Mesmo mantendo o atual jogo de poder, contudo, nos quase dois anos que lhe restam de mandato, muita coisa é possível fazer. Uma boa reforma política, por exemplo, sem casuísmos (do tipo parlamentarismo para tirar poder da oposição; isso já foi tentado sem sucesso em 1961 e só fez deteriorar a situação do país), poderá nos trazer real independência, respeito e harmonia entre os três poderes constitucionais; uma restauração do equilíbrio na Federação; uma razoável fidelidade partidária, que dê aos partidos respeitabilidade e consistência, e inviabilize as legendas de aluguel, que desmoralizam a democracia e a representatividade popular; um redespertar do interesse dos eleitores, hoje compulsórios, pelos problemas nacionais, pelas próprias eleições (hoje correm livres o voto em branco e o propositalmente anulado).

No plano estadual, também muito resta a fazer no sentido do avanço político e da retomada de um desenvolvimento econômico que possibilite real progresso, inclusive naturalmente o social. O ano passado deu um reforço de caixa ao Governo do Estado, com a venda da Celpe.
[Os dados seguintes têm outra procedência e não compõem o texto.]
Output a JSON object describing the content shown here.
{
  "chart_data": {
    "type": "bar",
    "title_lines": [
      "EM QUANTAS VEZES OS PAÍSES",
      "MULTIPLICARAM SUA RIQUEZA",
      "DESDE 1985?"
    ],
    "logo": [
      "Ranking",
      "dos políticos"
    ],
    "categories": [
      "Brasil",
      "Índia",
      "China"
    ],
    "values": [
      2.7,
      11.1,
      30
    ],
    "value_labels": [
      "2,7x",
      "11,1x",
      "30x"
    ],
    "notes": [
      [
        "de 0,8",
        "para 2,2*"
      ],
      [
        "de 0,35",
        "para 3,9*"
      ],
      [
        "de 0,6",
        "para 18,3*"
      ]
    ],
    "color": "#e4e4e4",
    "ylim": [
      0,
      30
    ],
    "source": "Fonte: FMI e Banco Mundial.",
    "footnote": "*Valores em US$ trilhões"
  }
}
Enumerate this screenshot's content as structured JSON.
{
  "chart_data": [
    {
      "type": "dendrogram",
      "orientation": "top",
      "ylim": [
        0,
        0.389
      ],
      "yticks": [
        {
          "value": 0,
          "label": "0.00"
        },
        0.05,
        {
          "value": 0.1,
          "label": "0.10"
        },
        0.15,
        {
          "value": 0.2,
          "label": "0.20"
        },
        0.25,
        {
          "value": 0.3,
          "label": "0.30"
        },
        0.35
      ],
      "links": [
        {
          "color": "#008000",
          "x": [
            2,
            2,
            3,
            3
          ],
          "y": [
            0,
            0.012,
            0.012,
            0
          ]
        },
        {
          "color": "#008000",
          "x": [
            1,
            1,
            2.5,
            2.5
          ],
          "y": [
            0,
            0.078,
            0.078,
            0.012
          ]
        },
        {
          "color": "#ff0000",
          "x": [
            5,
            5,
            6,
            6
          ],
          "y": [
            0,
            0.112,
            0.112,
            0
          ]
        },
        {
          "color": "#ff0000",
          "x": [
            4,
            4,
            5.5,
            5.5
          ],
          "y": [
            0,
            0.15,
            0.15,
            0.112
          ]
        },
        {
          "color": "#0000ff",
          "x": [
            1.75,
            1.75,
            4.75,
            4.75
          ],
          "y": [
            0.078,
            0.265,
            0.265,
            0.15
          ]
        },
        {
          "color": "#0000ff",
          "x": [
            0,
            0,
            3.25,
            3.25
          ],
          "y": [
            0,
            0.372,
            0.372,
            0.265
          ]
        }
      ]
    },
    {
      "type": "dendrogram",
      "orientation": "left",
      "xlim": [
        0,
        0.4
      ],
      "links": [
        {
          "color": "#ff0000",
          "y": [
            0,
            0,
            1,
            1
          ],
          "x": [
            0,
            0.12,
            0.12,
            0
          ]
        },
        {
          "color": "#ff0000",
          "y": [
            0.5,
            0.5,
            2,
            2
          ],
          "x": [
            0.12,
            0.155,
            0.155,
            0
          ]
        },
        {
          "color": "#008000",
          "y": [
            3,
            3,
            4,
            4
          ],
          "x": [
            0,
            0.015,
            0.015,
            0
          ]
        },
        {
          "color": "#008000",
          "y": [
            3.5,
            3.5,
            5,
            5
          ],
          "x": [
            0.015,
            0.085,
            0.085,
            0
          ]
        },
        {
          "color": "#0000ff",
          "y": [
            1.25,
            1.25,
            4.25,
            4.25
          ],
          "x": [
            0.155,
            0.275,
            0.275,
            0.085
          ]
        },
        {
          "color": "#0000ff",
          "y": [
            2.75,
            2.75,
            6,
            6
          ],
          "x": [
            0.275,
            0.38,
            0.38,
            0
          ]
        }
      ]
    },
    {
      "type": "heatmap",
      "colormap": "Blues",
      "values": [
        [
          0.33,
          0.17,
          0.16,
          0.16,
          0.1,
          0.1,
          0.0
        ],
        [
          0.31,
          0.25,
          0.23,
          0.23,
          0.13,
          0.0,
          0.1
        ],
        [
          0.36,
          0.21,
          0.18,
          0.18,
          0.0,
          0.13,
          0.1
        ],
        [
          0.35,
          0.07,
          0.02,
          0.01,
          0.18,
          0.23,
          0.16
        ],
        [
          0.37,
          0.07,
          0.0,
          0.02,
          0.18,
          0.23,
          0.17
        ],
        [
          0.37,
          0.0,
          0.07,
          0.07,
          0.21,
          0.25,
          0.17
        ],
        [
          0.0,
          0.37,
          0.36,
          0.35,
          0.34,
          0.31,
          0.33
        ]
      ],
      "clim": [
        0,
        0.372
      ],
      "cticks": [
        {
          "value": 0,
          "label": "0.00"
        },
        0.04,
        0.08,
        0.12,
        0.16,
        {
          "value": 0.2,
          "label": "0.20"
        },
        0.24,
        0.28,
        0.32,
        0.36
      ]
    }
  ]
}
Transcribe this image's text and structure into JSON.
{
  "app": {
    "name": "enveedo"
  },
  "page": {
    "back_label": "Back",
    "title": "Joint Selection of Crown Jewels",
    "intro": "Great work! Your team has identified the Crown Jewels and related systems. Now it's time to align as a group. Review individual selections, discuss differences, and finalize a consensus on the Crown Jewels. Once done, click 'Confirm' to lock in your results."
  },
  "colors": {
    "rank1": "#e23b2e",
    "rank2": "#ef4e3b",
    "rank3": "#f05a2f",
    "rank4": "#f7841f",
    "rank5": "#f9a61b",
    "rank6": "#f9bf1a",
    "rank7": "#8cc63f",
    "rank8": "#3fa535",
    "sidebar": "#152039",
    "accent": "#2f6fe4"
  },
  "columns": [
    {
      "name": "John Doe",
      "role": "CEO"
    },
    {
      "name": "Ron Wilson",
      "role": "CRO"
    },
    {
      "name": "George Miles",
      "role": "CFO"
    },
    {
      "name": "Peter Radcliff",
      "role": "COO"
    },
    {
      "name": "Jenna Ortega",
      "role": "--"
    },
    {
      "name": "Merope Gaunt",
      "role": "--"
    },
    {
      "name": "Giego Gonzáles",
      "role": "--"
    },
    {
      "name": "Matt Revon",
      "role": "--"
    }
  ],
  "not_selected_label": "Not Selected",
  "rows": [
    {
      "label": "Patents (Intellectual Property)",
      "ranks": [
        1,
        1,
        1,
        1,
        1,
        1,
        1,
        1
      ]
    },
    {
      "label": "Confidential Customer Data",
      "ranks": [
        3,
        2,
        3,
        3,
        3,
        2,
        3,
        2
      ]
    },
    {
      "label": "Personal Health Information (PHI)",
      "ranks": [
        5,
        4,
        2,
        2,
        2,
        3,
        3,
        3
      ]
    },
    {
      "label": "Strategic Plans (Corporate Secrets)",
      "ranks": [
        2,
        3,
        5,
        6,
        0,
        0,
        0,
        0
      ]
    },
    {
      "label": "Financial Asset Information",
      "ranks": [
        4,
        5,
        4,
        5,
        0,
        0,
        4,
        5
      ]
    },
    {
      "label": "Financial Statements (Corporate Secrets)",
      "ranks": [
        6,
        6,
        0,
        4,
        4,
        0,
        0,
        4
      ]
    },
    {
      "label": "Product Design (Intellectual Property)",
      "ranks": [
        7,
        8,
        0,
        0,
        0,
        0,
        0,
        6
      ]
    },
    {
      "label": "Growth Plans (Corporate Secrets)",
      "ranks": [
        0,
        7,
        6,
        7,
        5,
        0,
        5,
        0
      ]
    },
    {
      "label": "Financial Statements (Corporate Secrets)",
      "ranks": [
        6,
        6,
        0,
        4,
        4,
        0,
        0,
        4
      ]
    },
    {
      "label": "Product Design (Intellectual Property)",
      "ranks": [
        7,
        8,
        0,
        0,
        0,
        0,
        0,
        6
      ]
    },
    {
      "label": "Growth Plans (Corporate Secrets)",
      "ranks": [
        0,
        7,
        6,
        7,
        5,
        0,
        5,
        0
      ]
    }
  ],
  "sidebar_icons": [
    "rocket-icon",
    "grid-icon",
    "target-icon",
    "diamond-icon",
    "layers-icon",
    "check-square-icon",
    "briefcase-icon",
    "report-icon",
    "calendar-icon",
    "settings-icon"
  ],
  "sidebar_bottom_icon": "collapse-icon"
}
Mas não é todo dia que temos uma Celpe para negociar. Importa arrecadar muito; sem contemplação com financiadores de eleições; e aplicar criteriosamente o dinheiro arrecadado do contribuinte. Projetos como os do Porto Digital e outros com tecnologia de ponta não podem ficar apenas na propaganda e no press-release. Mais uma vez: compromissos eleitorais não devem sobrepor-se ao nosso desenvolvimento. Pernambuco merece mais.

E, finalmente, mas não em posição inferior, a sociedade tem muito a fazer. Como lembrávamos de início, fiscalizar, vigiar, cobrar. E agir de acordo com a consciência que vai tomando de não ser subjugada ao poder público, mas anterior ao Estado, sua constituinte e controladora. Vamos ampliar o debate político, em sua acepção mais alta, multiplicar entidades independentes (tipo ONG), inviabilizar a mistificação e manipulação da maior parte da população. Não vamos esperar tudo do Estado, dos poderes públicos, como nos acostumamos a fazer durante séculos. Tomemos iniciativas, vamos agir pela democracia e mais civilização.